The human eye sends information to the brain at an estimated rate of about 10 megabits per second, roughly the speed of an ethernet connection. Processing such a large bandwidth stream of visual information on behaviorally relevant time scales requires that neurons extract and represent information from visual signals efficiently, i.e. represent the most information for the least cost in time and energy. In essence, the brain needs to compress the visual stream much the same way software compresses the digital representation of a movie. Little is known about how the brain accomplishes this critical task. We propose to investigate the neural mechanisms that extrastriate visual cortex uses to encode motion information in single neurons, populations, and in pursuit eye movement behavior. Neurons in area MT respond selectively to visual motion and provide the visual inputs for smooth pursuit eye movements. By recording neural and behavioral responses together, we can determine not only how cortical neurons compress incoming visual signals to represent them efficiently but also whether those coding strategies are important for behavioral performance. We will build on that paradigm to study how MT neurons jointly encode motion information, guided by recent work in the retina demonstrating enhanced stimulus compression by neural populations. The general aim of the proposed research is to determine how dynamic visual motion stimuli are represented in a cortical neuronal population and how efficiently that sensory information is subsequently read out to generate pursuit. The long-term goal is to determine how the brain represents dynamic sensory information and decodes the cues for behavior under natural conditions. This project could have a profound impact on our understanding of how the brain processes stimuli under natural conditions and for how we conceptualize sensory processing. The study will aid the development of software for retinal prosthetics that will remediate deficits in central visual processing by elucidating how the brain encodes moving scenes.

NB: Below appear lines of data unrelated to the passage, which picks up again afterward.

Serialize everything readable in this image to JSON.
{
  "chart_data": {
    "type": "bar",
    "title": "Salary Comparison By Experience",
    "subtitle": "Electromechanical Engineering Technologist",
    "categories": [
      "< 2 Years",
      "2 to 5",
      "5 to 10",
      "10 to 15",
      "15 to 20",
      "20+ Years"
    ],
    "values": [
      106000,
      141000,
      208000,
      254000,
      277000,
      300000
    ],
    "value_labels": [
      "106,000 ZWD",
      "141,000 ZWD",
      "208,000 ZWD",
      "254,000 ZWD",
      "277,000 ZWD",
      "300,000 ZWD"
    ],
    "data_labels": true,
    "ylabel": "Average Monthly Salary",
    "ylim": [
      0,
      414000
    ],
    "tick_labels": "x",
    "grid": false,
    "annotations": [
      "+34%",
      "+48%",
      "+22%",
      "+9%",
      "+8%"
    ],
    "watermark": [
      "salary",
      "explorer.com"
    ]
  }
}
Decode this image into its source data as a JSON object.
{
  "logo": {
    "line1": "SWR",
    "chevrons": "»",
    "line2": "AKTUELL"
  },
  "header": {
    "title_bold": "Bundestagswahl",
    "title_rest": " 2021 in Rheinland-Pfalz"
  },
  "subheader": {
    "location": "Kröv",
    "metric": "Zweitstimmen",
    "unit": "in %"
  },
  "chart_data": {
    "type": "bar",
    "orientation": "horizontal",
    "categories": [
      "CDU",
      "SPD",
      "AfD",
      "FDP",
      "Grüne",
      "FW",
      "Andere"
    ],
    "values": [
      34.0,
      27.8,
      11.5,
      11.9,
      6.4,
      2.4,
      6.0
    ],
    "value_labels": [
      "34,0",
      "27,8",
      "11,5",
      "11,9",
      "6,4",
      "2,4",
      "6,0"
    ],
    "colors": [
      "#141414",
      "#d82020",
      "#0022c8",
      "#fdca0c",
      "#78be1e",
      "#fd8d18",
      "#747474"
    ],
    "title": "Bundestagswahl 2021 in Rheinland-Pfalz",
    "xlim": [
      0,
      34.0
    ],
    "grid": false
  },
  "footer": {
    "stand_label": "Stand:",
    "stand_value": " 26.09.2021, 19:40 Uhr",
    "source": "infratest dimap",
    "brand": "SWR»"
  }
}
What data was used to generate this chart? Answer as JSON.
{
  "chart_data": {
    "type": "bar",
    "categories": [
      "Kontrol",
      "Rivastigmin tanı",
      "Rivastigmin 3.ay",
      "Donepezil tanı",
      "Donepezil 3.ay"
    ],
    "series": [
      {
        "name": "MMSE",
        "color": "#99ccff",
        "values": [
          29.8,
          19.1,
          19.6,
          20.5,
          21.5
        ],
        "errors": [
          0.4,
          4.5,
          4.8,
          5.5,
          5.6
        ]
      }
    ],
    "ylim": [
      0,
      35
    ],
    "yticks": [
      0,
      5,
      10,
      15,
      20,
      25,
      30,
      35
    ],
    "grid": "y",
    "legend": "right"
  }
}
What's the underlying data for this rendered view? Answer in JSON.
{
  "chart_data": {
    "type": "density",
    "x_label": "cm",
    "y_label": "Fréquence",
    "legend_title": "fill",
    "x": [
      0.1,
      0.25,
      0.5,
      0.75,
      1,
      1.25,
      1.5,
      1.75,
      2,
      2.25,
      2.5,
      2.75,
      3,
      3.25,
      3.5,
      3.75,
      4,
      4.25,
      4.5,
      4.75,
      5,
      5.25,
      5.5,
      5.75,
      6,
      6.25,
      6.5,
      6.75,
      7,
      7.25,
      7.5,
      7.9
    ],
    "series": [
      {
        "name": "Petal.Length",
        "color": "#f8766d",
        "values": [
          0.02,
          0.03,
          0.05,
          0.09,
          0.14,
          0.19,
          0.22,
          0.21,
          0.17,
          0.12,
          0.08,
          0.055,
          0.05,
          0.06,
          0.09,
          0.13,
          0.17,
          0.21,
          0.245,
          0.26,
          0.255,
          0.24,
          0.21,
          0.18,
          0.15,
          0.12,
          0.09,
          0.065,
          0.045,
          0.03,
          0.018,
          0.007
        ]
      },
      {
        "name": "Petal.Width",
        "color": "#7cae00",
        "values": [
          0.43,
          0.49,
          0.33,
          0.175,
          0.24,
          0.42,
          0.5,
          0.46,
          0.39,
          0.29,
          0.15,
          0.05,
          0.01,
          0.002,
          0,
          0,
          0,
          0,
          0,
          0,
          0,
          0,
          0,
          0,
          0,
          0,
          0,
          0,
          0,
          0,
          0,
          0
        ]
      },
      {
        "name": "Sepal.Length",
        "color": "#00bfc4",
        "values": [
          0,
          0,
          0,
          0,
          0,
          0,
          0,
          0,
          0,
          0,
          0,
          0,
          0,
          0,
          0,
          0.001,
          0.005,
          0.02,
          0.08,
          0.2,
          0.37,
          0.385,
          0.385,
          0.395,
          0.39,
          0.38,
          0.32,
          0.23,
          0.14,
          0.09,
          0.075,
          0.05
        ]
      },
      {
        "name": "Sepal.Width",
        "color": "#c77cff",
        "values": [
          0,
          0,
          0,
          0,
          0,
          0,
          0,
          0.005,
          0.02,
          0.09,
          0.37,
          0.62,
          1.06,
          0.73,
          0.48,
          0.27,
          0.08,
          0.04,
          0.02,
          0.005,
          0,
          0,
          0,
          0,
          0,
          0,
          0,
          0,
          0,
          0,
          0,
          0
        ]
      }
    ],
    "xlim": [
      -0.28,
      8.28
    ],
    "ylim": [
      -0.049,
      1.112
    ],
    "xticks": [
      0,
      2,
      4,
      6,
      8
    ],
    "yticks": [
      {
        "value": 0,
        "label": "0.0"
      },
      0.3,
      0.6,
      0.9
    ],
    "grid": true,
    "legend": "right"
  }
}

Our Aims are to study (1) the Efficient sensory coding of dynamic motion stimuli in cortical area MT and pursuit. An adaptive sensory code maximizes information transfer by adjusting sensitivity and integration time to the current stimulus conditions. We will test the hypothesis that MT neurons adaptively encode motion, and that their coding efficiency impacts pursuit performance while the eyes are in flight. In natural moving scenes, fluctuations in motion are correlated across many time scales. We will measure the compression efficiency in MT firing and pursuit tracking of naturalistic motion by computing the mutual information between present response and future stimulus.
Our second Aim (2) is to Quantify dynamic MT population encoding of motion inputs for pursuit. We will use the precision of pursuit as a benchmark to constrain models of cortical population coding, dissecting the contribution of patterns of spikes and silences -- across time and across populations of MT neurons -- to the encoding of target motion and to measure the size of the coding pool.!
The long-term impact of this study on human health will be to aid the development of prosthetics that remediate deficits in central visual processing. This project could have a profound impact on our understanding of how the brain processes stimuli under natural conditions and for how we conceptualize sensory processing.